HARLINGEN — Under a street light, several tarantulas scurry in the bright beam as if they are on a dance floor.
Near the banks of the Arroyo Colorado, the big brown, barbed spiders splash shadows that crawl like dark hands across the road.
For the Texas tan tarantula, it’s mating season in the Rio Grande Valley.
In South Texas, the tan tarantula is one of the most common species of the big spiders, growing four to six inches long.
During most of the year, the solitary arachnids live in burrows along dry grasslands.
Then in spring, the male crawls from its winter burrow in search of a female.
“They’re mostly solitary animals,” Harlingen’s Rick Ramirez said. “They live by themselves until it’s time to mate. Then they wander around to search for a female to mate with.”
Since he can remember, Ramirez said the big spiders terrified him.
Then six years ago, they became the subject of his master’s thesis.
“They really creeped me out so I thought, ‘Let me get rid of my fear,’” Ramirez said.
So he bought his first pet tarantula.
“I became fascinated with them,” he admitted. “If you look at them, they look ancient like aliens, with all their joints, appendages and fangs — like little machines.”
The spider’s mating ritual captivates Ramirez, a San Benito High School biology teacher who also works as an adjunct professor at Texas A&M University in Kingsville.
“The male has to approach the female first,” he said. “The male has little hooks in his front legs so he can pin her down so she won’t eat him or bite him.”
After writing his thesis, Ramirez dove deeper into his research, adding tarantulas from around the world to his collection.
In the Valley, he’s among the many hobbyists who are turning tarantulas into pets.
Pet store sales
Nearly every day, Joshua Flores shows off a baby Giant Pinktoe tarantula to customers enticed by one of the most exotic animals at Harlingen Pets.
“Some people like the thrill of a tarantula,” he said. “Some people like raising them from spiderling. Some people just like saying they have a tarantula.”
But he keeps the $45 Pinktoe away from other pets.
“We have them behind the counter,” he said. “We don’t want people just opening up the cages that they’re unaware of what’s inside.”

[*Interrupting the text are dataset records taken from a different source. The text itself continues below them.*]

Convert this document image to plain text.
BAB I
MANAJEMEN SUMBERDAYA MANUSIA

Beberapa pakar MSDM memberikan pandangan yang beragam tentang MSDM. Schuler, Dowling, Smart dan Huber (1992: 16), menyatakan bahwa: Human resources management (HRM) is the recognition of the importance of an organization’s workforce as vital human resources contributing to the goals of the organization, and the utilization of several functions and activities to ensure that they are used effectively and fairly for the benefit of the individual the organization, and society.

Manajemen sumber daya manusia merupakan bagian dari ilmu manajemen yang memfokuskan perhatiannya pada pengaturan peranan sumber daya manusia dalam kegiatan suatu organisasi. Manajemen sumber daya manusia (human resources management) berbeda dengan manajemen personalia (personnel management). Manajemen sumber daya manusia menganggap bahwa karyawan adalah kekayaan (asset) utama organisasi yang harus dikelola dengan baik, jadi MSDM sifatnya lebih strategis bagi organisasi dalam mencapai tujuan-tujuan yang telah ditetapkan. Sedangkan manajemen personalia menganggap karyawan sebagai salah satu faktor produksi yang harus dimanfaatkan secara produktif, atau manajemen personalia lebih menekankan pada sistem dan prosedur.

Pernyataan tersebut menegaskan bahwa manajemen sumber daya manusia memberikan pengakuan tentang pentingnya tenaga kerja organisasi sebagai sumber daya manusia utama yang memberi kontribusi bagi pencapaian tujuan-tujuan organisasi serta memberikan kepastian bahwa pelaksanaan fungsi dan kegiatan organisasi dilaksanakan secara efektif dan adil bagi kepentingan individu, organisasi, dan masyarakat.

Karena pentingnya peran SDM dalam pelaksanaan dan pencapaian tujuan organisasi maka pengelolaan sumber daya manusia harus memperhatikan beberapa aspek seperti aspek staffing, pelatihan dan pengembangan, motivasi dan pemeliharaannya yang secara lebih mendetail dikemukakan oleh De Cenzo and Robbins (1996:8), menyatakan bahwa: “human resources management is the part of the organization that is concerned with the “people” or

For most, the creatures are a scary nuisance.
It’s the mating season that leads homeowners to call Julio Martinez to rid their homes of the big spiders.
“Tarantulas come out of the ground looking for a food source or sometimes to mate so we find them indoors and outdoors,” said Martinez, an exterminator with A-Plus Pest Control.
For most homeowners, tarantulas crawl deep into the psyche.
“We have clients who are actually terrified,” Martinez said. “Tarantulas aren’t normal spiders. They’re big. People get terrified when they see them walking across the floor or crawling across the wall.”
Even for experts, the big spiders can be an exterminator’s nightmare.
“Tarantulas are a lot harder to kill than regular spiders,” Martinez said. “They’re so high off the ground they don’t get in contact with the pesticide like other spiders.”
For tarantula lovers, an exterminator’s job seems barbarous.
That’s not fur
In the case of the tan tarantula, it looks more ominous than it is.
“For the most part they’re not too aggressive,” Ramirez said. “Their bite is kind of like a bee sting. Unless you’re allergic to it, it won’t have too much of an effect. If you get bitten you might have local swelling and redness.”
But the tan tarantula is not as furry as it looks.
“They look like they have hair but they’re little barbs sticking out,” Ramirez said. “When they feel like they’re in danger, their back legs kick up little barbs to get into the eyes of whatever is pursuing them. So if you hold one, wash your hands so the bards won’t get on your skin or eyes.”
And keep your nose away, too.
“The bards stay in the air for a while so you won’t want to breathe them,” Ramirez said. “If you see them kicking their legs move your face the other way for a little while.”
Ramirez also keeps a 10-inch-long Indian Ornamental.
About two years ago, he bought the giant spider from a “pet keeper” for $80, he said.
“That one I don’t touch. That one I don’t take out of the cage,” he said. “It’s very venomous. It’d probably take me to the hospital. It’s probably not life-threatening but may cause temporary paralysis of the area.”
Still, Ramirez has forged a strange love for tarantulas.
“I think they’re kind of misunderstood,” he said. “They’re pretty old lineage — they’ve been around for a long time. If people knew their benefits — they keep the pest population down by eating roaches and crickets — they wouldn’t kill them or be afraid.”